TyG, triglyceride-glucose; BMI, body mass index; SBP, systolic blood pressure; DBP, diastolic blood pressure; CAD, coronary artery disease; UA, unstable angina; NSTEMI, non ST-segment elevation myocardial infarction; STEMI, ST-segment elevation myocardial infarction; MI, myocardial infarction; PCI, percutaneous coronary intervention; PAD, peripheral artery disease; WBC, white blood cell; PLT, platelet; Hb, hemoglobin; BUN, blood urea nitrogen; Cr, creatinine; eGFR, estimated glomerular filtration rate; FBG, fasting blood glucose; HbA1C, glycosylated hemoglobin A1c; HDL-C, high-density lipoprotein cholesterol; TC, total cholesterol; TG, triglyceride; LDL-C, low-density lipoprotein cholesterol; LVEF, left ventricular ejection fraction; LM, left main; CTO, chronic total occlusion; ACEI, angiotensin converting enzyme inhibitor; ARB, angiotensin receptor blocker; DAPT, dual antiplatelet therapy.

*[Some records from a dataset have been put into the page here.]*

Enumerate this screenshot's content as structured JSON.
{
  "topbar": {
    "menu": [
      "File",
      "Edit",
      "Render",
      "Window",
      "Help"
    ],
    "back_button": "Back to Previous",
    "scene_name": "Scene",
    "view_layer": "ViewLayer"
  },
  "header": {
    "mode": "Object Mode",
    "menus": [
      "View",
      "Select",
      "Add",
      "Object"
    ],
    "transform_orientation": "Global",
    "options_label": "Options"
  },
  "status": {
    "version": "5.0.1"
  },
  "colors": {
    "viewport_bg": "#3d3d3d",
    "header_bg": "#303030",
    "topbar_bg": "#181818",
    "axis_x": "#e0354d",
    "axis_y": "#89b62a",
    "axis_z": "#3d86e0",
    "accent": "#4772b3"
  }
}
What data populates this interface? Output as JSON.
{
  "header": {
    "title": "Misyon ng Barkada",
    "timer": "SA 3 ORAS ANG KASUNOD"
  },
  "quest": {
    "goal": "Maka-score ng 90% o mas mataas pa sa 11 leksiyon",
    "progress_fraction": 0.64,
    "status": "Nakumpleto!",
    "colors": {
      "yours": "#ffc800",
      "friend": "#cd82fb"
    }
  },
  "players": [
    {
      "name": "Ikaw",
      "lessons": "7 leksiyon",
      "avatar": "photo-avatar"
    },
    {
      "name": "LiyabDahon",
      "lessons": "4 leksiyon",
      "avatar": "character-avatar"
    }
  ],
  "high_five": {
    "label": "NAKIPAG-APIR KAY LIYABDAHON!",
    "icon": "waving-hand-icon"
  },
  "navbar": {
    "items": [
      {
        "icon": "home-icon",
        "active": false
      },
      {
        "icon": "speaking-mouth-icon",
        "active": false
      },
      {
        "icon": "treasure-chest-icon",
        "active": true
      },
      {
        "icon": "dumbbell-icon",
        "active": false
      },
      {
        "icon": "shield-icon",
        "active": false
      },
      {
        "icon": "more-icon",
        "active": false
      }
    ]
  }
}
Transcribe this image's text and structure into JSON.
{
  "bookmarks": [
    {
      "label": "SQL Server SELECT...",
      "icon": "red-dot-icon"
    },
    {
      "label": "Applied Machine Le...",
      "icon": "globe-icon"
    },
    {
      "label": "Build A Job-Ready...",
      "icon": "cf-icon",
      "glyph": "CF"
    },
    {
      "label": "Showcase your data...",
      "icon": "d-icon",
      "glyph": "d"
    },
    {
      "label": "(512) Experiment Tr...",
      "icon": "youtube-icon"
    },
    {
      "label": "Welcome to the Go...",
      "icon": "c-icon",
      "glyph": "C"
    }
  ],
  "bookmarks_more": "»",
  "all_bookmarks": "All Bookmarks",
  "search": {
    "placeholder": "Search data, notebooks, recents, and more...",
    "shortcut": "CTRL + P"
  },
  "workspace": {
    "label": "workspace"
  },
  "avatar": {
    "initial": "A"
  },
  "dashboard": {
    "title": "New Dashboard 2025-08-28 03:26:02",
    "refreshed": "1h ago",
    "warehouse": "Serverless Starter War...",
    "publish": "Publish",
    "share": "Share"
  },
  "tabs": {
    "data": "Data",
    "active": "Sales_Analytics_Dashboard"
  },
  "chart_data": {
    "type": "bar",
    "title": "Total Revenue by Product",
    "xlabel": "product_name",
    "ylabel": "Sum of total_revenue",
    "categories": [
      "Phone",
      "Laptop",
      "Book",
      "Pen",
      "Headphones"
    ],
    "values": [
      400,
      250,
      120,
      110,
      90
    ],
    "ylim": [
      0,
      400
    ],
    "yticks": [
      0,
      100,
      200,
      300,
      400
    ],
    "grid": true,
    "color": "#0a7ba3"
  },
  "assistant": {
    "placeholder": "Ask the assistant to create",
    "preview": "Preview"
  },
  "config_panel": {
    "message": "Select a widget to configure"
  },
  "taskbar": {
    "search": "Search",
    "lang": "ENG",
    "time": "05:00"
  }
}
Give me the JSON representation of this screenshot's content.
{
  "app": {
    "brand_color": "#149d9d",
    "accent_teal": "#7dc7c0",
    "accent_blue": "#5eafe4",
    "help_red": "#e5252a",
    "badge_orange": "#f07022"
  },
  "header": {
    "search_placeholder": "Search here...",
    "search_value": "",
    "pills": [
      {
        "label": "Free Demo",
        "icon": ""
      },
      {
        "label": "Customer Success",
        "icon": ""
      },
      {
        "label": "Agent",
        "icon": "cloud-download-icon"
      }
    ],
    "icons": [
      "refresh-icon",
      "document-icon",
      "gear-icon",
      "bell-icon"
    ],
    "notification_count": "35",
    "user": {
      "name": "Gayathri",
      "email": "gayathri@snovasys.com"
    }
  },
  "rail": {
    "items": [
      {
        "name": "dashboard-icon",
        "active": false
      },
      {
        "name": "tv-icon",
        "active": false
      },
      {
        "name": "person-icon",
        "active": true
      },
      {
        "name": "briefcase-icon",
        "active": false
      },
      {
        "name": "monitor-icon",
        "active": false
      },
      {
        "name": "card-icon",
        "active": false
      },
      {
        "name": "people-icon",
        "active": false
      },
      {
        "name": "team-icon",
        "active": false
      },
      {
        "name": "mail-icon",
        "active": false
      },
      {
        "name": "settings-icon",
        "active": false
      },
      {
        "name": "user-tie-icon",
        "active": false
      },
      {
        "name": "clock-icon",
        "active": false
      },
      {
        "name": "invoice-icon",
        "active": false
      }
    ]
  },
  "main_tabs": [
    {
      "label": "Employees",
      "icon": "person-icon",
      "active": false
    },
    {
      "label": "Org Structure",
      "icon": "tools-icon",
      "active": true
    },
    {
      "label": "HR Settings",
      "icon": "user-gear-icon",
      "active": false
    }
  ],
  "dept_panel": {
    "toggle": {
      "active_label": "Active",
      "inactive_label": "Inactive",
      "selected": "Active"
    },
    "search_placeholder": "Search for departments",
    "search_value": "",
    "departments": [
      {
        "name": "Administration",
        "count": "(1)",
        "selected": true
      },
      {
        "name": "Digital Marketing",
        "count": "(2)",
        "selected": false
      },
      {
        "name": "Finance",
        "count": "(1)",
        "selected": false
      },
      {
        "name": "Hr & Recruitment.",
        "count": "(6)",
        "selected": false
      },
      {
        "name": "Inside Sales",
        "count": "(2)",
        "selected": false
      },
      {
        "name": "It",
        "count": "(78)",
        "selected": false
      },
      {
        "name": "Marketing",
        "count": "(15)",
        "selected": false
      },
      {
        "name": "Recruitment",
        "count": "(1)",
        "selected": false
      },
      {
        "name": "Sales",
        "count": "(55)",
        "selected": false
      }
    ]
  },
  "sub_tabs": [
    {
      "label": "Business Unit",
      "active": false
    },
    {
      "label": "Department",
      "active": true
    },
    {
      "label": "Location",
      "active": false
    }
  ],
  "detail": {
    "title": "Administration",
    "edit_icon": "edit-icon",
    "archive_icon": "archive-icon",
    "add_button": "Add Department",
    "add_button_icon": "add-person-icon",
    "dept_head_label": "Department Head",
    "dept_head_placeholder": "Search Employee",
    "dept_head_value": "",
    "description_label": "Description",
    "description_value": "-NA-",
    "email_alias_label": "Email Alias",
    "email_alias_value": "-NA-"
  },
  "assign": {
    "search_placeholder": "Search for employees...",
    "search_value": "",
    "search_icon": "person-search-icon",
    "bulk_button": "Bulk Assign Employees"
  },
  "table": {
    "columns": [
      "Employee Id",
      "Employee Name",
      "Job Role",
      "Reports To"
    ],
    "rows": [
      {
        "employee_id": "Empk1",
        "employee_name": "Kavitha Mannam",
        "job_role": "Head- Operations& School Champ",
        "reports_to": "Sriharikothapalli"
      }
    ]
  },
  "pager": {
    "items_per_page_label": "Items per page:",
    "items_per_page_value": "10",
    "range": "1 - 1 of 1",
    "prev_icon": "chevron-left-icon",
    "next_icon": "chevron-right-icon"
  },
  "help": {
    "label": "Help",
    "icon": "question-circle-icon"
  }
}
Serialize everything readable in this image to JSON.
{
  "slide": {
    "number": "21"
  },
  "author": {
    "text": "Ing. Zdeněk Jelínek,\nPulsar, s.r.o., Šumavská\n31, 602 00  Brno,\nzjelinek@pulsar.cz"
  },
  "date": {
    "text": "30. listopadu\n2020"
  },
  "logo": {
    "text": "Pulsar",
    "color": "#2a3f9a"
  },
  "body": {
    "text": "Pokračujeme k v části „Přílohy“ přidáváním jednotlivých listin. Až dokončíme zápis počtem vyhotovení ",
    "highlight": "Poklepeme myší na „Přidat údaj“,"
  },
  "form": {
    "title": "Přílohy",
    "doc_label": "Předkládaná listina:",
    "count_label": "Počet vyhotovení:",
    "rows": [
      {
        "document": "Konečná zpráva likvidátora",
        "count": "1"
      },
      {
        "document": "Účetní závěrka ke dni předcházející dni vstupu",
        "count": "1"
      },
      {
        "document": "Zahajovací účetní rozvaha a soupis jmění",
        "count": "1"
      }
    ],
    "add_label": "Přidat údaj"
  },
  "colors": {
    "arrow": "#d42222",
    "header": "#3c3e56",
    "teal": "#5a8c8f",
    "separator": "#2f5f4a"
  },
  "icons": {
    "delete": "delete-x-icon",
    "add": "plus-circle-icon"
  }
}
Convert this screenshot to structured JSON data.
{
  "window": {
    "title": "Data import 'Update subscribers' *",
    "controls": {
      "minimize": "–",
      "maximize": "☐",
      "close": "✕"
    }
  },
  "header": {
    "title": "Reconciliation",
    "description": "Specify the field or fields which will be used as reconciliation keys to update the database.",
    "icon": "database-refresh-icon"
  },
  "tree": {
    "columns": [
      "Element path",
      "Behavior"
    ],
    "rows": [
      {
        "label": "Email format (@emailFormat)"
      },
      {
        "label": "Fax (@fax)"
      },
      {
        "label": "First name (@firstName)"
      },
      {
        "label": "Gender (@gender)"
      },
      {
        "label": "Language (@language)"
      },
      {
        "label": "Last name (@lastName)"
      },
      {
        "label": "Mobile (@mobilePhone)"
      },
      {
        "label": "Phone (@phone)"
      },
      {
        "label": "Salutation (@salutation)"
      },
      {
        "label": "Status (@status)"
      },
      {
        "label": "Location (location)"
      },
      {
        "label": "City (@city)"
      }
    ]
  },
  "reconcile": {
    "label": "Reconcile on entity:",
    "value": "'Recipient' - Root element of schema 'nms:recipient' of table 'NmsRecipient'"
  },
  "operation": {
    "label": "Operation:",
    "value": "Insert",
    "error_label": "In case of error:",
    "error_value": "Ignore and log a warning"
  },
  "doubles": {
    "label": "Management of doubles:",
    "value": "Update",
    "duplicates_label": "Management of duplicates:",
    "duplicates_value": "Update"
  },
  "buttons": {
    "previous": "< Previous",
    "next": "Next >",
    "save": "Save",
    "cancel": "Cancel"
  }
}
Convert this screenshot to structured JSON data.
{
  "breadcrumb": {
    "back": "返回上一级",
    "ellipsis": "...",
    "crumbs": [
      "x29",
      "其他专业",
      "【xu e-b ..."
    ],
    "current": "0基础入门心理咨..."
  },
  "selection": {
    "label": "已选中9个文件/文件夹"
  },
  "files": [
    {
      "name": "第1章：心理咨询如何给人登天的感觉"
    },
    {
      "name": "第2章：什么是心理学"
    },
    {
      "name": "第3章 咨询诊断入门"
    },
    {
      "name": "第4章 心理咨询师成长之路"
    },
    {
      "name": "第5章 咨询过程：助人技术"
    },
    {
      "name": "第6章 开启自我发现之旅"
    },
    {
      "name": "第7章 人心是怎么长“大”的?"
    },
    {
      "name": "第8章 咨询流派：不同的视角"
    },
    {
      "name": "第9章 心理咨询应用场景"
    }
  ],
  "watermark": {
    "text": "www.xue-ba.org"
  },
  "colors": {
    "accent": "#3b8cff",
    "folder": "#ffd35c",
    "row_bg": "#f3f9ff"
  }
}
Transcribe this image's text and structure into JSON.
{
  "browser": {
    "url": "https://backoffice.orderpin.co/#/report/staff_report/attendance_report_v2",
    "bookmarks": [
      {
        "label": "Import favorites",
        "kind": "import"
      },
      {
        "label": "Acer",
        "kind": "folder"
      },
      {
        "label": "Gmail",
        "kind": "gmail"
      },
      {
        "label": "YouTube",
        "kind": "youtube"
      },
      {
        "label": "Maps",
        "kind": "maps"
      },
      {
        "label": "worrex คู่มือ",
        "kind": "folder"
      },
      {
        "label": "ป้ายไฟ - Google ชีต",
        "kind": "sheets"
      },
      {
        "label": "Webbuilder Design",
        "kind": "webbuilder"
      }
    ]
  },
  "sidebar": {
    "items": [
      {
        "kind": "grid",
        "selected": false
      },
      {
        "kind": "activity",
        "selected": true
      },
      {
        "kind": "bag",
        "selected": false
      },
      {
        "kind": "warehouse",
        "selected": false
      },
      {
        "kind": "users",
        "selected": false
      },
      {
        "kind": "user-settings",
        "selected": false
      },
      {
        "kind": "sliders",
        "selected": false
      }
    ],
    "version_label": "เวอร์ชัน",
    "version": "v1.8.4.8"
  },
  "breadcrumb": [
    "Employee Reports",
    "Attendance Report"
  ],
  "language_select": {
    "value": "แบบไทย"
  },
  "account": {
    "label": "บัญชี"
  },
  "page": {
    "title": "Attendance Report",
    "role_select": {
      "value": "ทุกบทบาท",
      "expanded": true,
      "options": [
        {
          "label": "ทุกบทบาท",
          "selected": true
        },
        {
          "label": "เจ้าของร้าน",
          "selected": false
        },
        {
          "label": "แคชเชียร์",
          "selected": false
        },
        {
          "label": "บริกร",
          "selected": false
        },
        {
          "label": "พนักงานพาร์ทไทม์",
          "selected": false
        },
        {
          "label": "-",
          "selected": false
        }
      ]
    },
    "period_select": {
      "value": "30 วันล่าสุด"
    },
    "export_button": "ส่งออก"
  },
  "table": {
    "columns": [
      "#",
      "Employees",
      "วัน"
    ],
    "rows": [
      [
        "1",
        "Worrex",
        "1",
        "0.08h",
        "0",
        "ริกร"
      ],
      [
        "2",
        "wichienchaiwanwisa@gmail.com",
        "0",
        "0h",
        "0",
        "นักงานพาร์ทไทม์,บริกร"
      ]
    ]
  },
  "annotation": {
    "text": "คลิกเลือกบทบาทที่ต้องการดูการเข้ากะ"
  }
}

3.2. Predictive implications of the TyG index for MACCE

There were 437 (26.5%) MACCEs over the course of a median of 47 months follow-up [47 (40, 54)], including 77 (4.7%) all-cause deaths, 52 (3.2%) cardiac deaths, 10 (0.6%) non-fatal MIs, 21 (1.3%) non-fatal ischemic strokes, 77 (4.7%) ischemia-driven revascularizations, and 252 (15.3%) cardiac rehospitalizations. Patients in the high TyG index group had significantly greater incidences of MACCE (30.3% vs. 22.7%, p<0.001), cardiac death (4.0% vs. 2.3%, p=0.047), and ischemia-driven revascularization (5.7% vs. 3.6%, p=0.046) compared with those in the low TyG index group. However, there was no significant difference in the prevalence of all-cause death (5.6% vs. 3.8%, p=0.080), non-fatal MI (1.0% vs. 0.2%, p=0.057), non-fatal ischemic stroke (1.6% vs. 1.0%, p=0.272), and cardiac rehospitalization (16.5% vs. 14.1%, p=0.171) between the two groups ( Table 2 ). Figure 2 displays the Kaplan–Meier curves for the incidence of MACCE and each of its components for the low and high TyG groups. The difference between the low and high TyG index groups was clearly visible in the Kaplan–Meier curves for MACCE ( Figure 2A ; hazard ratio [HR] 1.408, 95% confidence interval [CI] 1.166–1.704, log-rank p<0.001). The difference was mostly due to a rise in cardiac death ( Figure 2C ; HR 1.748, 95% CI 1.001–3.077, log-rank p=0.049), and ischemia-driven revascularization ( Figure 2F ; HR 1.628, 95% CI 1.030–2.577, log-rank p=0.035). A statistically significant difference between the low and high TyG index groups could not be found in the Kaplan–Meier curves for all-cause death ( Figure 2B ; HR 1.497, 95% CI 0.949–2.358, log-rank p=0.080), non-fatal MI ( Figure 2D ; HR 4.016, 95% CI 0.852–18.87, log-rank p=0.057), non-fatal ischemic stroke ( Figure 2E ; HR 1.664, 95% CI 0.689–4.016, log-rank p=0.252), and cardiac rehospitalization ( Figure 2G ; HR 1.205, 95% CI 0.941–1.543, log-rank p=0.135).

Table 2.

Incidence of MACCE in low and high TyG index group.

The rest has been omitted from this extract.